PARIS, AFP - De pilote de Formule 1 à chef d'entreprise, il y a un pas qu'Alain Prost, quadruple champion du monde au volant, n'a pas su franchir avec la même réussite. Cinq ans après avoir endossé le costume de patron de l'écurie Prost Grand Prix, celui que sa science de la course avait fait surnommer le "Professeur, est passé de l'espoir à l'échec avec la mise en redressement judiciaire jeudi de son entreprise.

Auréolé de 51 victoires en Grand Prix -un record qui n'a été battu que cette saison par le phénomène allemand Michael Schumacher (53 succès)- le Français croyait pourtant détenir toutes les clés du succès pour mener l'écurie Ligier, rachetée en février 1997, vers les sommets.

La façon dont il avait mené sa carrière, géré ses courses, ses saisons, laissait en effet augurer un avenir brillant. L'intelligence du personnage, son charisme, tout autorisait à penser que nul autre que Prost était mieux placé pour parvenir à atteindre des objectifs ambitieux.

Divorces

Treize ans durant, le pilote Prost était resté au sommet... après avoir découvert par hasard le sport automobile lui qui, gamin rêvait d'être joueur de soccer chez les "Verts" de Saint-Etienne, et qu'un bras cassé poussa à découvrir le karting en vacances.

Possédant un sens inné de la mise au point, de la stratégie, Prost se faisait fort d'obtenir le maximum d'une monoplace sans en chercher les limites absolues, se contentant parfois d'être placé pour mieux assurer la route qui mène à la conquête du titre, sachant concilier les exigences d'un sport à risques et la prudence.

Pilote hors pair, Prost n'a pas pu cependant se montrer aussi performant à la tête de son entreprise.
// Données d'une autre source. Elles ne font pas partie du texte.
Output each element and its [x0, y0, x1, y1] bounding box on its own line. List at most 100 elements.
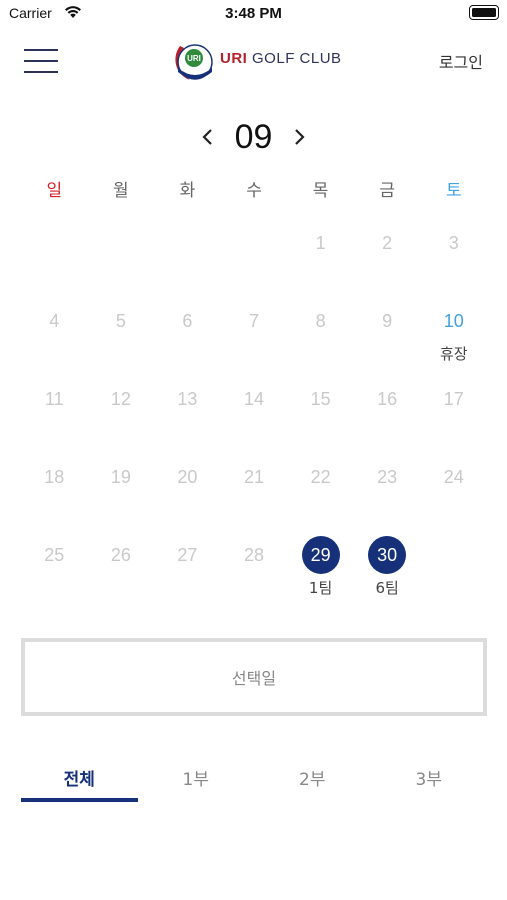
- month-navigation: 09: [0, 115, 507, 161]
- calendar-day-15: 15: [287, 380, 354, 458]
- day-number: 12: [110, 389, 131, 409]
- weekday-header: 일 월 화 수 목 금 토: [21, 176, 487, 202]
- calendar-grid: 1 2 3 4 5 6 7 8 9 10 휴장 11 12 13 14 15 16 17 18 19 20 21 22 23 2…: [21, 224, 487, 614]
- battery-icon: [469, 5, 499, 20]
- available-teams-label: 1팀: [308, 579, 333, 597]
- calendar-day-12: 12: [88, 380, 155, 458]
- status-time: 3:48 PM: [225, 5, 282, 22]
- day-number: 3: [448, 233, 459, 253]
- calendar-day-10: 10 휴장: [420, 302, 487, 380]
- tab-part-2[interactable]: 2부: [254, 756, 371, 804]
- calendar-day-4: 4: [21, 302, 88, 380]
- hamburger-menu-button[interactable]: [24, 46, 60, 76]
- weekday-sat: 토: [445, 181, 462, 201]
- calendar-day-26: 26: [88, 536, 155, 614]
- selected-date-placeholder: 선택일: [231, 669, 277, 688]
- day-number: 9: [382, 311, 393, 331]
- day-number: 11: [44, 389, 64, 409]
- next-month-button[interactable]: [287, 123, 311, 151]
- day-number: 19: [110, 467, 131, 487]
- day-number: 1: [315, 233, 326, 253]
- weekday-mon: 월: [113, 181, 129, 201]
- day-number: 30: [368, 536, 407, 574]
- calendar-day-19: 19: [88, 458, 155, 536]
- logo-wordmark: URI GOLF CLUB: [220, 50, 342, 67]
- selected-date-box: 선택일: [21, 638, 487, 716]
- logo-emblem-icon: URI: [175, 44, 213, 80]
- day-number: 23: [377, 467, 398, 487]
- weekday-thu: 목: [312, 181, 329, 201]
- tab-all[interactable]: 전체: [21, 756, 138, 804]
- calendar-week: 4 5 6 7 8 9 10 휴장: [21, 302, 487, 380]
- calendar-empty-cell: [21, 224, 88, 302]
- calendar-day-2: 2: [354, 224, 421, 302]
- calendar-day-7: 7: [221, 302, 288, 380]
- day-number: 13: [177, 389, 198, 409]
- day-number: 24: [443, 467, 464, 487]
- day-number: 20: [177, 467, 198, 487]
- calendar-week: 11 12 13 14 15 16 17: [21, 380, 487, 458]
- logo-name: GOLF CLUB: [252, 50, 342, 67]
- status-bar: Carrier 3:48 PM: [0, 0, 507, 28]
- login-button[interactable]: 로그인: [439, 49, 483, 73]
- day-number: 14: [244, 389, 265, 409]
- calendar-empty-cell: [420, 536, 487, 614]
- tab-part-3[interactable]: 3부: [371, 756, 488, 804]
- day-number: 5: [115, 311, 126, 331]
- day-number: 7: [249, 311, 260, 331]
- calendar-day-29[interactable]: 29 1팀: [287, 536, 354, 614]
- day-number: 16: [377, 389, 398, 409]
- calendar-day-8: 8: [287, 302, 354, 380]
- calendar-week: 25 26 27 28 29 1팀 30 6팀: [21, 536, 487, 614]
- day-number: 10: [443, 311, 464, 331]
- calendar-day-5: 5: [88, 302, 155, 380]
- calendar-day-13: 13: [154, 380, 221, 458]
- weekday-sun: 일: [46, 181, 63, 201]
- day-number: 4: [49, 311, 60, 331]
- calendar-empty-cell: [154, 224, 221, 302]
- chevron-right-icon: [295, 129, 305, 145]
- calendar-day-9: 9: [354, 302, 421, 380]
- calendar-day-30[interactable]: 30 6팀: [354, 536, 421, 614]
- day-number: 22: [310, 467, 331, 487]
- calendar-day-3: 3: [420, 224, 487, 302]
- calendar-day-1: 1: [287, 224, 354, 302]
- day-number: 8: [315, 311, 326, 331]
- calendar-day-21: 21: [221, 458, 288, 536]
- available-teams-label: 6팀: [375, 579, 399, 597]
- day-number: 2: [382, 233, 393, 253]
- calendar-day-16: 16: [354, 380, 421, 458]
- day-number: 18: [44, 467, 65, 487]
- calendar-day-23: 23: [354, 458, 421, 536]
- calendar-day-18: 18: [21, 458, 88, 536]
- tab-part-1[interactable]: 1부: [138, 756, 255, 804]
- calendar-day-28: 28: [221, 536, 288, 614]
- svg-text:URI: URI: [187, 54, 201, 63]
- calendar-week: 1 2 3: [21, 224, 487, 302]
- calendar-day-24: 24: [420, 458, 487, 536]
- day-number: 25: [44, 545, 65, 565]
- weekday-fri: 금: [379, 181, 395, 201]
- logo-brand: URI: [220, 50, 248, 67]
- day-number: 28: [244, 545, 265, 565]
- day-number: 29: [301, 536, 340, 574]
- day-number: 6: [182, 311, 193, 331]
- app-header: URI URI GOLF CLUB 로그인: [0, 28, 507, 96]
- day-number: 17: [443, 389, 464, 409]
- calendar-day-11: 11: [21, 380, 88, 458]
- calendar-empty-cell: [221, 224, 288, 302]
- calendar-day-20: 20: [154, 458, 221, 536]
- closed-label: 휴장: [439, 345, 468, 363]
- calendar-day-17: 17: [420, 380, 487, 458]
- day-number: 21: [244, 467, 265, 487]
- calendar-empty-cell: [88, 224, 155, 302]
- calendar-week: 18 19 20 21 22 23 24: [21, 458, 487, 536]
- uri-golf-club-logo[interactable]: URI URI GOLF CLUB: [170, 38, 342, 86]
- calendar-day-25: 25: [21, 536, 88, 614]
- day-number: 15: [310, 389, 331, 409]
- day-number: 26: [110, 545, 131, 565]
- weekday-tue: 화: [179, 181, 196, 201]
- calendar-day-22: 22: [287, 458, 354, 536]
- calendar-day-6: 6: [154, 302, 221, 380]
- day-number: 27: [177, 545, 198, 565]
N'est pas patron qui veut.

Là où un ancien mécanicien, le Britannique Ron Dennis s'est révélé un meneur d'hommes exceptionnel à la tête de l'écurie McLaren, où un petit garagiste, Frank Williams, autre Britannique, a su bâtir une entreprise prospère, Prost a accumulé les échecs.

Tant au plan financier qu'humain, avec de nombreux divorces au sein de l'équipe dont le dernier en date, d'avec Jean Alesi, en août dernier.

Abandonné

Au sein des "Bleus", les employés étaient nombreux à se plaindre de la froideur du patron, de son manque de communication. Les techniciens, les responsables, regrettaient pour leur part son indécision.

D'autres mettaient l'accent sur le fait que le patron ne savait pas déléguer. Alain Prost voulait s'occuper de tout, gérer le fonctionnement de l'équipe dans le moindre détail.

Mais le plus gros échec du quadruple champion du monde aura été ses relations avec ses partenaires, parraineurs et motoristes. A tel point qu'en moins de deux ans de collaboration, Prost a réussi le tour de force de se voir abandonner par tous.

Contrairement à Ron Dennis qui, au début de l'association avec Mercedes, quand les moteurs partaient en fumée, ne rejetait jamais la faute sur le constructeur allemand, Prost, au moindre problème, montrait son courroux, faisait porter la faute à son partenaire.

Ainsi, dès la mi-saison 1999, le constructeur français Peugeot n'avait plus envie de poursuivre sa collaboration avec l'ancien champion.

Hier adulé, capable de séduire les grands chefs d'entreprise pour le suivre dans ce qui aurait pu être une formidable aventure, Alain Prost se trouve désormais seul, abandonné de toutes parts, avec pour sanction de son échec, une mise en redressement judiciaire.